This week I worked primarily on the poster, presentation slides, and video while final improvements were being made by my team members – Jenny improved the gesture detection and Zacchaeus added an eraser feature and additional colors. For my part of the video, I talked about our evaluation process and tradeoffs we made as the semester unfolded and recorded it. This week I will also be adding those sections to our final paper after making the necessary updates and changes to our paper.
Sebastien’s Status Report for 5/1/2021
Over the past two weeks I transitioned all of the existing code to use mediapipe instead of the pipeline I wrote from scratch using boost. Even though mediapipe is written almost entirely in C++, only the python api is documented, so a lot of the work was looking through the source code to figure out what was actually going on and figuring out how to pipe the existing hand pose estimator into our own drawing subsystem. I finally got everything together on tuesday, and since then I’ve added an input stream that reads key-presses so that we can add more drawing modes. When I did that, the pipeline came to a screeching halt. It turns out it was an issue with how mediapipe synchronizes the pipelines it is used to be built. After spelunking in the source again I figured out how to properly synchronize the graph so that problem was fixed. Finally I added a mode for drawing straight lines.
Sebastien’s Status Report for 4/3/2021
Earlier this week we got together and finally integrated everything together in C++, which entailed working out some dependency management troubles with my teammates which use different linux distributions. Though probably better to figure out that stuff now than latter.

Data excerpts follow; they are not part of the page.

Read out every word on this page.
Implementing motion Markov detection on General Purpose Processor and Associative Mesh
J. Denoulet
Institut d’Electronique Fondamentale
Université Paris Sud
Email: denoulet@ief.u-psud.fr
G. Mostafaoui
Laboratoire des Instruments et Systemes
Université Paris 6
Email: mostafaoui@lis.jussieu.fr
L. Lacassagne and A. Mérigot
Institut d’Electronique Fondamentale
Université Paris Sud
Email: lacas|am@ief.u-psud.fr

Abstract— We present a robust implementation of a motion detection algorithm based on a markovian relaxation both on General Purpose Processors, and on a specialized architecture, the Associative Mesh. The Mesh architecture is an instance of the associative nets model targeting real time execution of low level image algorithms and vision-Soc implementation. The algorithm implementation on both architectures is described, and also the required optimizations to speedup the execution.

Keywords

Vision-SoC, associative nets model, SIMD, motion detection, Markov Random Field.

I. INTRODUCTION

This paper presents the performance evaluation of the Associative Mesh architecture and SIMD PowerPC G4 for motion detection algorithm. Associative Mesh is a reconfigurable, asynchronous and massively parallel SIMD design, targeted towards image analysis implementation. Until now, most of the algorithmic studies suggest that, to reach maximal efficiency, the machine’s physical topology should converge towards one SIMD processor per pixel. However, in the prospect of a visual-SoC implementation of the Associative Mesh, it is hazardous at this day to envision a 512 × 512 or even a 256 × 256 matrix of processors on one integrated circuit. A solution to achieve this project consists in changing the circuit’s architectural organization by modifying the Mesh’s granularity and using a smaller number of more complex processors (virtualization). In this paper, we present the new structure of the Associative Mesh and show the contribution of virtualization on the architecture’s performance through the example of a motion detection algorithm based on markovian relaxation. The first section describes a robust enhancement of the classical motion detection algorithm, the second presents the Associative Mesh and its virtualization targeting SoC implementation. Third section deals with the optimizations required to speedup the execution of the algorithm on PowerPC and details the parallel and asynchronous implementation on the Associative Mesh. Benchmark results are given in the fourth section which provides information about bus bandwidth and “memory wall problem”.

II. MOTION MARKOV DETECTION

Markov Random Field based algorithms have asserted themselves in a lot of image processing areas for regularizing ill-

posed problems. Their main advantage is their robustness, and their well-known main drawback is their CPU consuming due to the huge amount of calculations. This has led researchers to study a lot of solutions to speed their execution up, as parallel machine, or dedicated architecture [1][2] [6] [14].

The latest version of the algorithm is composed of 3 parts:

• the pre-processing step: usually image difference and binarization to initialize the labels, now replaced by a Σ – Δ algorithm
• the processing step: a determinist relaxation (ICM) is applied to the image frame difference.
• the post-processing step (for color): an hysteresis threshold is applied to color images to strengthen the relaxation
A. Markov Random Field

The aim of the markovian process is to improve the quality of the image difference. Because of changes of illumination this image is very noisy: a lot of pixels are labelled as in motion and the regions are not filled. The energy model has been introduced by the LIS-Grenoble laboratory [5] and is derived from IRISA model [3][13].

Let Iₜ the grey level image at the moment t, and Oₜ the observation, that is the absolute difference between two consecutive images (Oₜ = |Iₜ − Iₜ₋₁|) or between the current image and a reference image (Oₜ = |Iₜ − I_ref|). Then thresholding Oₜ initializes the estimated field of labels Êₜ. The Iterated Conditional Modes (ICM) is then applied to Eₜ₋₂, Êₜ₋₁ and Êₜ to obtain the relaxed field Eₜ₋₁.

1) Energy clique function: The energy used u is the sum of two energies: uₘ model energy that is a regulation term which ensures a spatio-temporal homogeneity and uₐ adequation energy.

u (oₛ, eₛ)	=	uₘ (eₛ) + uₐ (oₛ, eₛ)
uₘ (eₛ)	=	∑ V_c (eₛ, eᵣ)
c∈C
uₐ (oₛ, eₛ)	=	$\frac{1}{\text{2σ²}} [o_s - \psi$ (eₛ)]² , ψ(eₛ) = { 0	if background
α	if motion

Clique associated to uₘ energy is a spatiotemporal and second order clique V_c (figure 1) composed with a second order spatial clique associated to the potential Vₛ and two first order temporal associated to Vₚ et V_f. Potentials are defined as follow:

Our meeting with Professor Kim earlier this week was elucidating to the fact that “draw on screen” is far more useful than “draw on camera input”. So I spent some time reading the X11 manual to see how best to get a feed of what’s being drawn onto the screen. At first glance the `getImage` function seemed to provide that functionality but unfortunately it’s quite slow, as it blocks the rendering process while copying the entire frame, including transparency. Instead it turns out it’s faster to just create a secondary consumer of X11 input from the UI and read that directly into a CV matrix. I have something that *mostly* works – the images are still a bit messed up because the field ordering in X11’s RGB image format is different than OpenCV’s. Additionally I abstracted away our input so we should be able to swap between different input sources while the application is running.
Sebastien’s Status Report for 3/27/2021
This week I finished the pipeline in Rust, but unfortunately was having a lot of difficulty using existing wrappers around video4linux to output to the virtual camera device, so I ended up just rewriting it all in C++. Once there, I had to learn about various color pixel formats and figure out how to configure the output device with the right format, as the output from openCV is a matrix, but in the end the virtual camera device is a file descriptor – so I had to pick a format that openCV knew how to convert to but that also did not require re-ordering values in the matrix’s data buffer before writing it to file output. Now it works, so I can zoom into class through a virtual camera called “Whiteboard Pal” 😀
Sebastien’s Status Report for 3/13/2021
This week I implemented a significant portion of the our system’s pipeline, which is more or less a wrapper of threads and synchronization around the CV and drawing code (the part that maintains a mask of pixels to be applied to every frame). I quickly discovered that build, dependency management, and a lot of other things are quite clunky and tedious when using C++ compared to Rust, a language I am more comfortable with, so I used Rust for this instead. But since OpenCV itself is written in C++, I wrote some foreign-function-interface (FFI) bindings and a well-defined (and typed 😀) function signature for our CV models, which will be written in C++, to implement. In other words, the pipeline code can simply call functions written in C++ that perform any CV / ML tasks using OpenCV and return their respective outputs. And we can use Rust’s wonderful build, dependency management, installation, and testing tool, cargo, to compile and link the C++ code as well without any makefiles or mess of headers.
During the process I gathered more specific details about the each of the system’s functional blocks, how exactly to do the thread synchronization, what parameters they take, and what data structures they use – which we can include in our design report, though all of these things may change in the future.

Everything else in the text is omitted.